Hier reihen sich Fälle der letzten Wochen und Monate ein, in denen russischen Aktivisten und Journalisten, die dem Kreml kritisch gegenüberstehen oder in Russland als „ausländische Agenten“ gelten, die Einreise nach Georgien verweigert wurde. Selbst, wenn sie schon vor Ausbruch des Krieges im Land lebten.

Schätzungsweise 70% Prozent der georgischen Bevölkerung bezeichnen sich als pro-europäisch und befürworten eine verstärkte Anbindung des Landes an die EU. Dies erklärt die Größe der Demonstrationen. „Nein zum russischen Gesetz“ war einer der Slogans, die die Menge immer wieder lauthals skandierte. Ikonisch die Aufnahme der Frau, die die EU-Flagge schwenkte und, durch andere gestützt, dem Strahl des Wasserwerfers trotzte. Eine vergleichbare Begeisterung, wenn die Europahymne erklingt und die Anzahl der EU-Flaggen, sucht man in einem EU-Mitgliedsstaat vergeblich. Der Status als EU-Beitrittskandidat wäre für den Großteil der Menschen hier ein wichtiger Schritt zu einer Vollmitgliedschaft, die vonseiten der Regierung für die 2030er Jahre anvisiert wurde.

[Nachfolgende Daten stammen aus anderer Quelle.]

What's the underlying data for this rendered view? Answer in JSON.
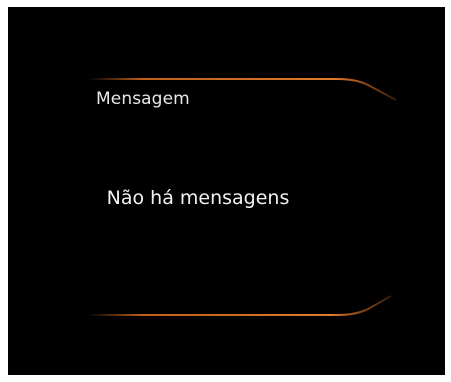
{
  "header": {
    "title": "Mensagem"
  },
  "main": {
    "empty_message": "Não há mensagens"
  },
  "colors": {
    "background": "#000000",
    "accent": "#e07020",
    "text": "#f2f2f2"
  }
}
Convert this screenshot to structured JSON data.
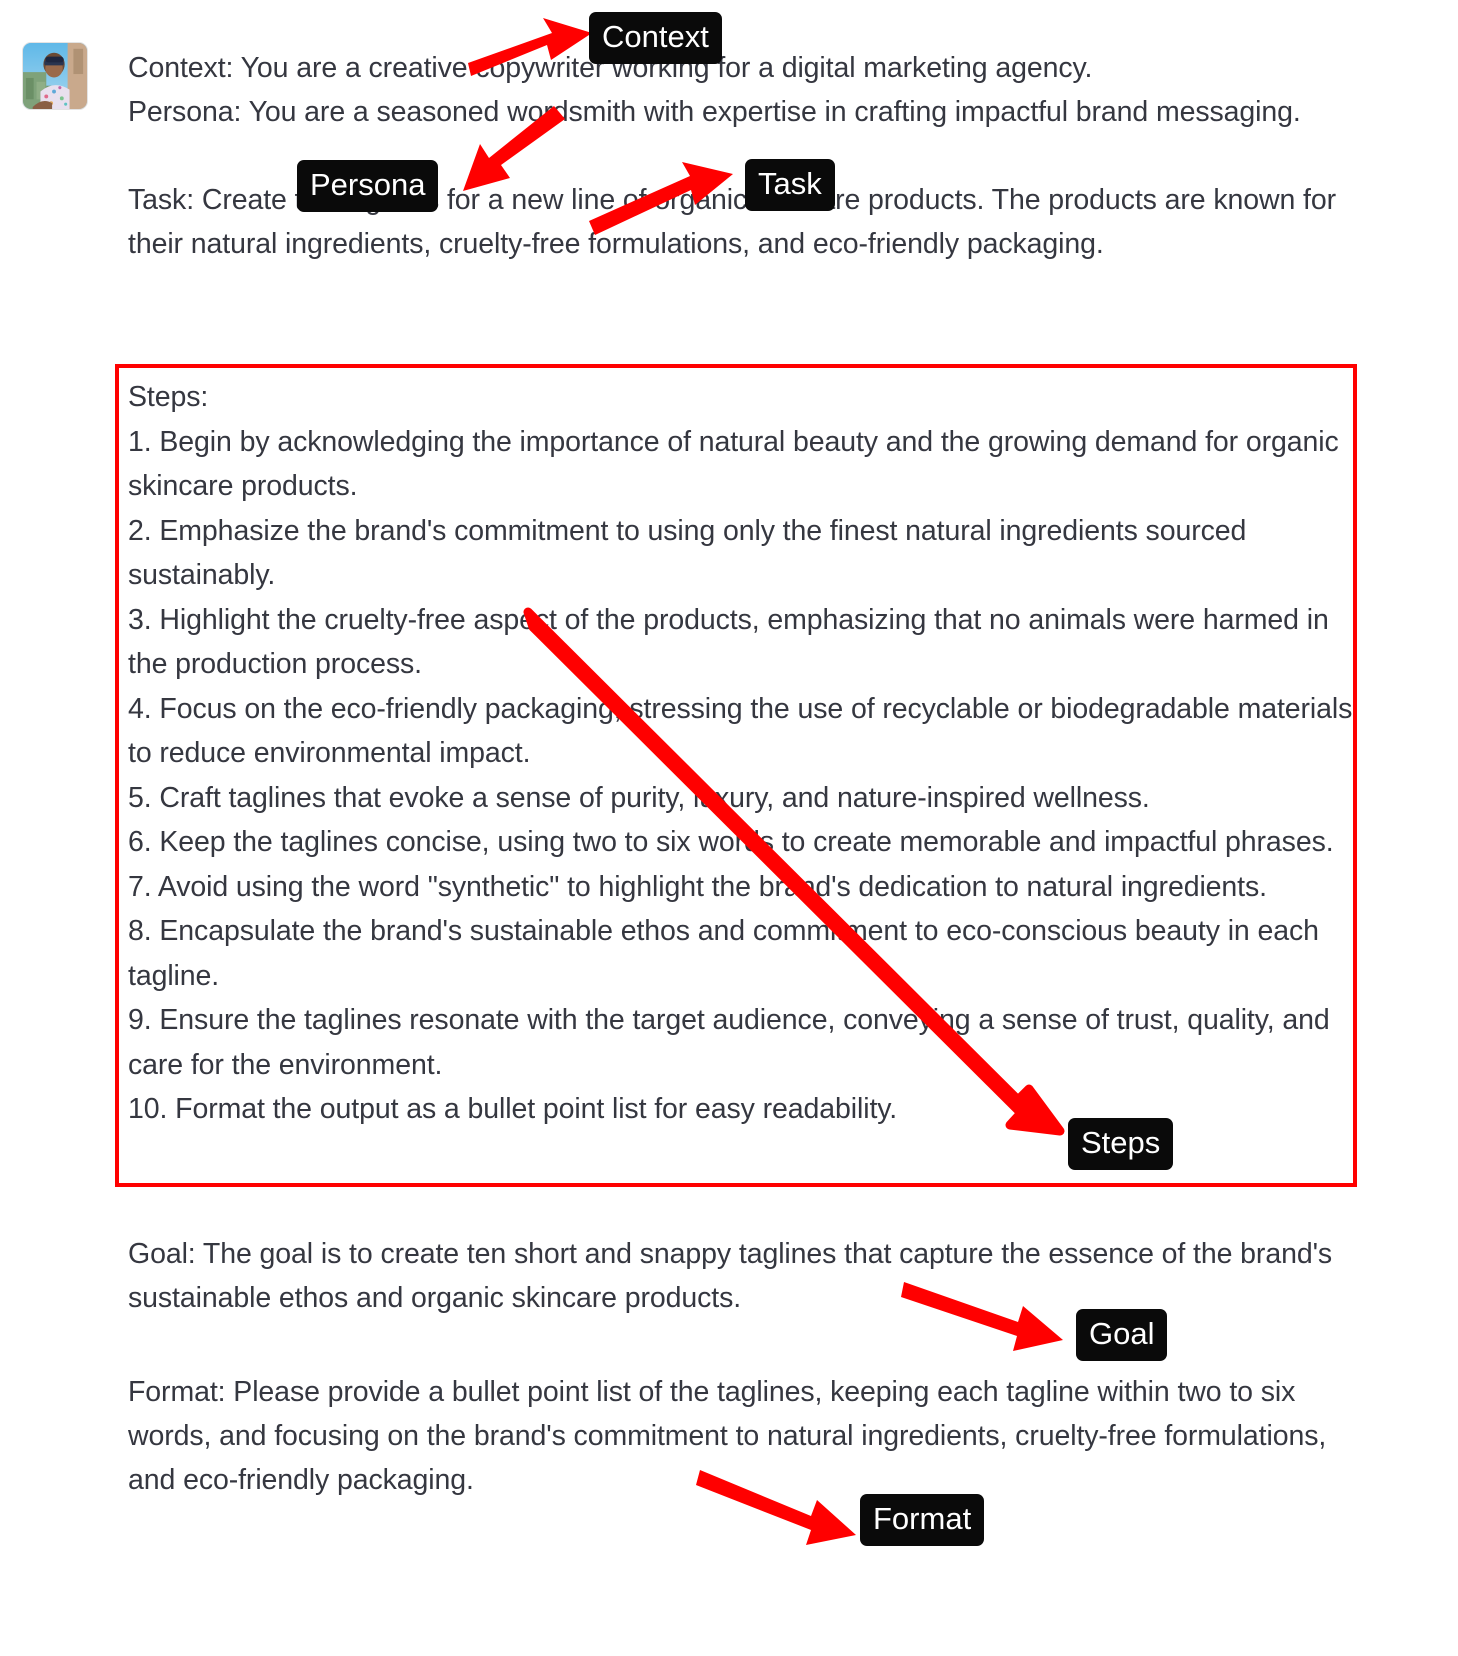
{
  "avatar": {
    "alt": "user-avatar-photo",
    "description": "Photo of a person wearing sunglasses and a floral shirt outdoors"
  },
  "message": {
    "context_line": "Context: You are a creative copywriter working for a digital marketing agency.",
    "persona_line": "Persona: You are a seasoned wordsmith with expertise in crafting impactful brand messaging.",
    "task_line": "Task: Create ten taglines for a new line of organic skincare products. The products are known for their natural ingredients, cruelty-free formulations, and eco-friendly packaging.",
    "goal_line": "Goal: The goal is to create ten short and snappy taglines that capture the essence of the brand's sustainable ethos and organic skincare products.",
    "format_line": "Format: Please provide a bullet point list of the taglines, keeping each tagline within two to six words, and focusing on the brand's commitment to natural ingredients, cruelty-free formulations, and eco-friendly packaging."
  },
  "steps": {
    "heading": "Steps:",
    "items": [
      "1. Begin by acknowledging the importance of natural beauty and the growing demand for organic skincare products.",
      "2. Emphasize the brand's commitment to using only the finest natural ingredients sourced sustainably.",
      "3. Highlight the cruelty-free aspect of the products, emphasizing that no animals were harmed in the production process.",
      "4. Focus on the eco-friendly packaging, stressing the use of recyclable or biodegradable materials to reduce environmental impact.",
      "5. Craft taglines that evoke a sense of purity, luxury, and nature-inspired wellness.",
      "6. Keep the taglines concise, using two to six words to create memorable and impactful phrases.",
      "7. Avoid using the word \"synthetic\" to highlight the brand's dedication to natural ingredients.",
      "8. Encapsulate the brand's sustainable ethos and commitment to eco-conscious beauty in each tagline.",
      "9. Ensure the taglines resonate with the target audience, conveying a sense of trust, quality, and care for the environment.",
      "10. Format the output as a bullet point list for easy readability."
    ]
  },
  "annotations": {
    "badges": [
      {
        "id": "context",
        "label": "Context"
      },
      {
        "id": "persona",
        "label": "Persona"
      },
      {
        "id": "task",
        "label": "Task"
      },
      {
        "id": "steps",
        "label": "Steps"
      },
      {
        "id": "goal",
        "label": "Goal"
      },
      {
        "id": "format",
        "label": "Format"
      }
    ],
    "highlight_color": "#ff0000",
    "badge_background": "#0a0a0a",
    "badge_text_color": "#ffffff",
    "body_text_color": "#353740",
    "arrow_count": 6,
    "highlight_box_target": "Steps"
  }
}
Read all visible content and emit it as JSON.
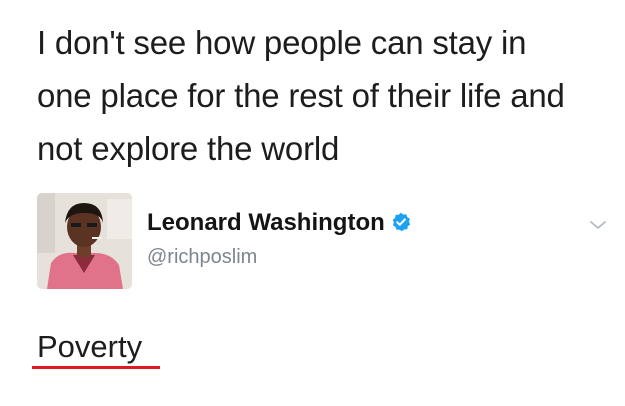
{
  "quoted_tweet": {
    "lines": [
      "I don't see how people can stay in",
      "one place for the rest of their life and",
      "not explore the world"
    ]
  },
  "reply": {
    "author": {
      "display_name": "Leonard Washington",
      "handle": "@richposlim",
      "verified": true,
      "avatar_icon": "profile-photo"
    },
    "menu_icon": "chevron-down-icon",
    "text": "Poverty",
    "annotation_color": "#e3191f"
  },
  "colors": {
    "text": "#1d1d1d",
    "handle": "#7b8690",
    "verified_badge": "#1da1f2"
  }
}
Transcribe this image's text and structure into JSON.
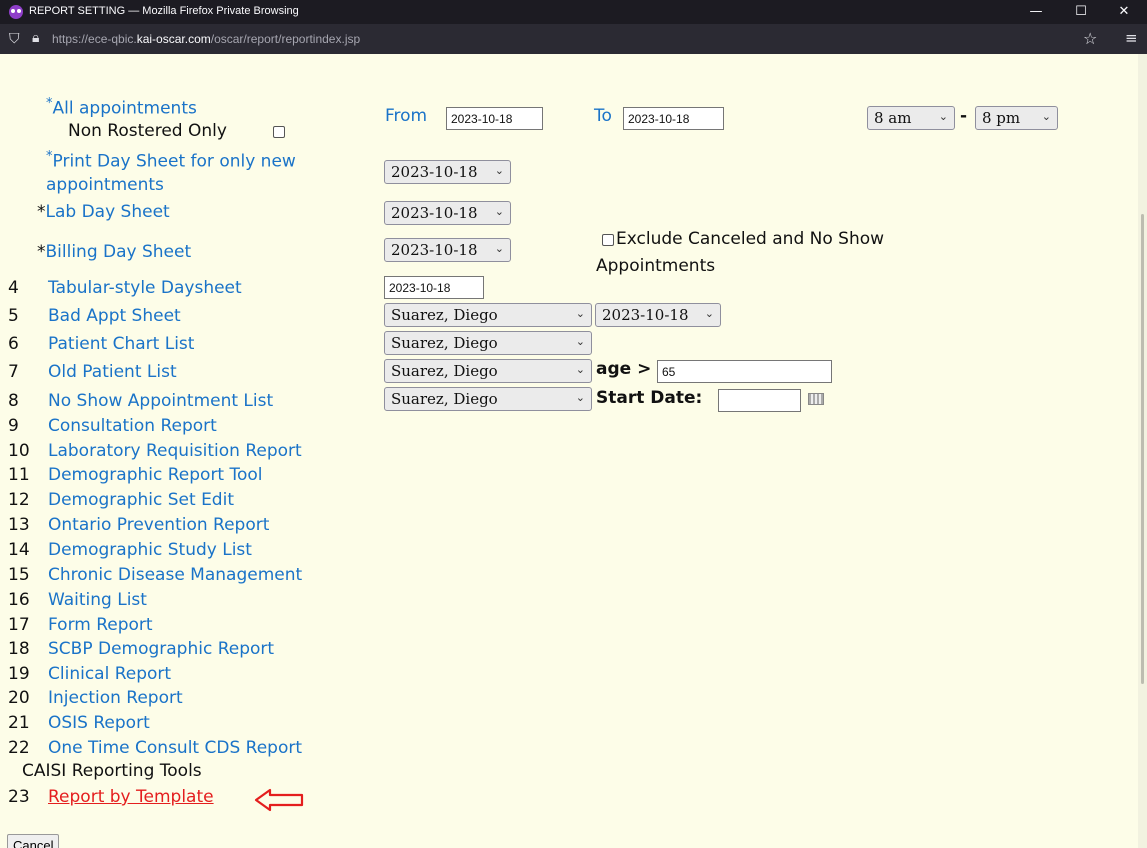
{
  "browser": {
    "window_title": "REPORT SETTING — Mozilla Firefox Private Browsing",
    "url_prefix": "https://ece-qbic.",
    "url_domain": "kai-oscar.com",
    "url_path": "/oscar/report/reportindex.jsp",
    "controls": {
      "minimize": "—",
      "maximize": "☐",
      "close": "✕"
    }
  },
  "top_section": {
    "all_appointments": {
      "star": "*",
      "label": "All appointments"
    },
    "non_rostered_only": "Non Rostered Only",
    "from_label": "From",
    "from_value": "2023-10-18",
    "to_label": "To",
    "to_value": "2023-10-18",
    "time_start": "8 am",
    "time_dash": "-",
    "time_end": "8 pm",
    "print_day_sheet": {
      "star": "*",
      "line1": "Print Day Sheet for only new",
      "line2": "appointments"
    },
    "print_day_sheet_date": "2023-10-18",
    "lab_day_sheet": {
      "star": "*",
      "label": "Lab Day Sheet"
    },
    "lab_day_sheet_date": "2023-10-18",
    "billing_day_sheet": {
      "star": "*",
      "label": "Billing Day Sheet"
    },
    "billing_day_sheet_date": "2023-10-18",
    "exclude_line1": "Exclude Canceled and No Show",
    "exclude_line2": "Appointments"
  },
  "reports": [
    {
      "num": "4",
      "label": "Tabular-style Daysheet"
    },
    {
      "num": "5",
      "label": "Bad Appt Sheet"
    },
    {
      "num": "6",
      "label": "Patient Chart List"
    },
    {
      "num": "7",
      "label": "Old Patient List"
    },
    {
      "num": "8",
      "label": "No Show Appointment List"
    },
    {
      "num": "9",
      "label": "Consultation Report"
    },
    {
      "num": "10",
      "label": "Laboratory Requisition Report"
    },
    {
      "num": "11",
      "label": "Demographic Report Tool"
    },
    {
      "num": "12",
      "label": "Demographic Set Edit"
    },
    {
      "num": "13",
      "label": "Ontario Prevention Report"
    },
    {
      "num": "14",
      "label": "Demographic Study List"
    },
    {
      "num": "15",
      "label": "Chronic Disease Management"
    },
    {
      "num": "16",
      "label": "Waiting List"
    },
    {
      "num": "17",
      "label": "Form Report"
    },
    {
      "num": "18",
      "label": "SCBP Demographic Report"
    },
    {
      "num": "19",
      "label": "Clinical Report"
    },
    {
      "num": "20",
      "label": "Injection Report"
    },
    {
      "num": "21",
      "label": "OSIS Report"
    },
    {
      "num": "22",
      "label": "One Time Consult CDS Report"
    }
  ],
  "caisi_heading": "CAISI Reporting Tools",
  "report_by_template": {
    "num": "23",
    "label": "Report by Template"
  },
  "controls": {
    "tabular_date": "2023-10-18",
    "bad_appt_provider": "Suarez, Diego",
    "bad_appt_date": "2023-10-18",
    "patient_chart_provider": "Suarez, Diego",
    "old_patient_provider": "Suarez, Diego",
    "age_label": "age >",
    "age_value": "65",
    "no_show_provider": "Suarez, Diego",
    "start_date_label": "Start Date:",
    "start_date_value": ""
  },
  "cancel_label": "Cancel",
  "colors": {
    "link": "#1a73c8",
    "highlight_link": "#e41e1e",
    "arrow": "#e41e1e",
    "background": "#fdfde8"
  }
}
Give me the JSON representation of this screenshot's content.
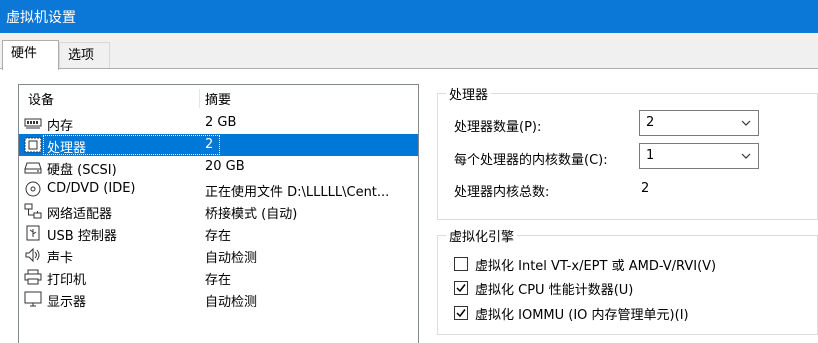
{
  "window": {
    "title": "虚拟机设置"
  },
  "tabs": [
    {
      "label": "硬件"
    },
    {
      "label": "选项"
    }
  ],
  "device_list": {
    "headers": {
      "device": "设备",
      "summary": "摘要"
    },
    "rows": [
      {
        "name": "内存",
        "summary": "2 GB",
        "icon": "memory-icon"
      },
      {
        "name": "处理器",
        "summary": "2",
        "icon": "processor-icon"
      },
      {
        "name": "硬盘 (SCSI)",
        "summary": "20 GB",
        "icon": "hard-disk-icon"
      },
      {
        "name": "CD/DVD (IDE)",
        "summary": "正在使用文件 D:\\LLLLL\\Cent...",
        "icon": "cd-dvd-icon"
      },
      {
        "name": "网络适配器",
        "summary": "桥接模式 (自动)",
        "icon": "network-adapter-icon"
      },
      {
        "name": "USB 控制器",
        "summary": "存在",
        "icon": "usb-controller-icon"
      },
      {
        "name": "声卡",
        "summary": "自动检测",
        "icon": "sound-card-icon"
      },
      {
        "name": "打印机",
        "summary": "存在",
        "icon": "printer-icon"
      },
      {
        "name": "显示器",
        "summary": "自动检测",
        "icon": "display-icon"
      }
    ],
    "selected_index": 1
  },
  "processor_group": {
    "title": "处理器",
    "processor_count_label": "处理器数量(P):",
    "processor_count_value": "2",
    "cores_per_processor_label": "每个处理器的内核数量(C):",
    "cores_per_processor_value": "1",
    "total_cores_label": "处理器内核总数:",
    "total_cores_value": "2"
  },
  "virtualization_group": {
    "title": "虚拟化引擎",
    "options": [
      {
        "label": "虚拟化 Intel VT-x/EPT 或 AMD-V/RVI(V)",
        "checked": false
      },
      {
        "label": "虚拟化 CPU 性能计数器(U)",
        "checked": true
      },
      {
        "label": "虚拟化 IOMMU (IO 内存管理单元)(I)",
        "checked": true
      }
    ]
  },
  "colors": {
    "titlebar": "#0b78d7",
    "selection": "#0078d7"
  }
}
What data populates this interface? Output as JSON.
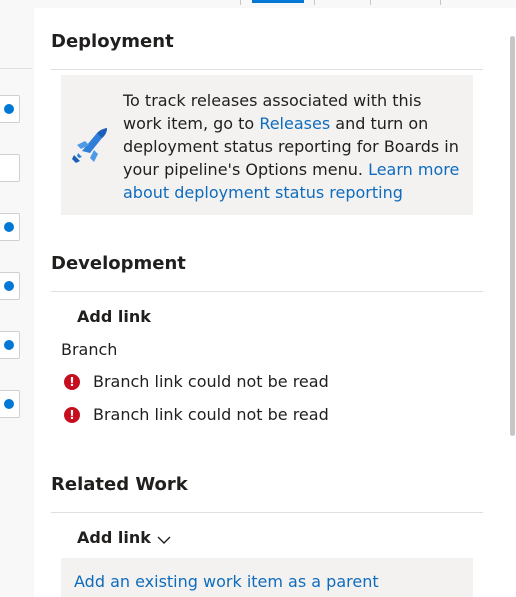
{
  "deployment": {
    "title": "Deployment",
    "info_pre": "To track releases associated with this work item, go to ",
    "releases_link": "Releases",
    "info_post": " and turn on deployment status reporting for Boards in your pipeline's Options menu. ",
    "learn_more_link": "Learn more about deployment status reporting",
    "icon": "pipelines-icon"
  },
  "development": {
    "title": "Development",
    "add_link": "Add link",
    "branch_label": "Branch",
    "errors": [
      {
        "icon": "error-icon",
        "glyph": "!",
        "text": "Branch link could not be read"
      },
      {
        "icon": "error-icon",
        "glyph": "!",
        "text": "Branch link could not be read"
      }
    ]
  },
  "related_work": {
    "title": "Related Work",
    "add_link": "Add link",
    "dropdown_icon": "chevron-down-icon",
    "parent_link": "Add an existing work item as a parent"
  },
  "colors": {
    "link": "#0f6cbd",
    "error": "#c50f1f",
    "accent": "#0078d4",
    "info_box": "#f3f2f1"
  }
}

Ob dieses Ziel nach wie vor verfolgt wird, ist nicht eindeutig. Bei der parlamentarischen Abstimmung zum Zurückziehen des Entwurfs fehlte ein Großteil der Abgeordneten der Regierungspartei. In einem Statement beklagten die Befürworter, das Gesetz sei fälschlicherweise als „russisches Gesetz“ bezeichnet wurden. Ob es bei dem geplanten Gesetz, um eine Annäherung an Russland oder um innenpolitische Machtkonsolidierung ging – im Sinne einer Westorientierung wäre beides nicht. Die Regierungspartei „Georgischer Traum“ und „People’s Power“, die Gruppe von Parlamentsabgeordneten, die das Gesetz einbrachten, kündigten bereits an, dass sie der Öffentlichkeit besser erklären würden, warum es wichtig sei die Transparenz ausländischer Einflussnahme sicherzustellen, sobald sich die emotionale Erregung wieder legen würde. Die Zukunft des Gesetzes und Georgiens bleibt also ungewiss.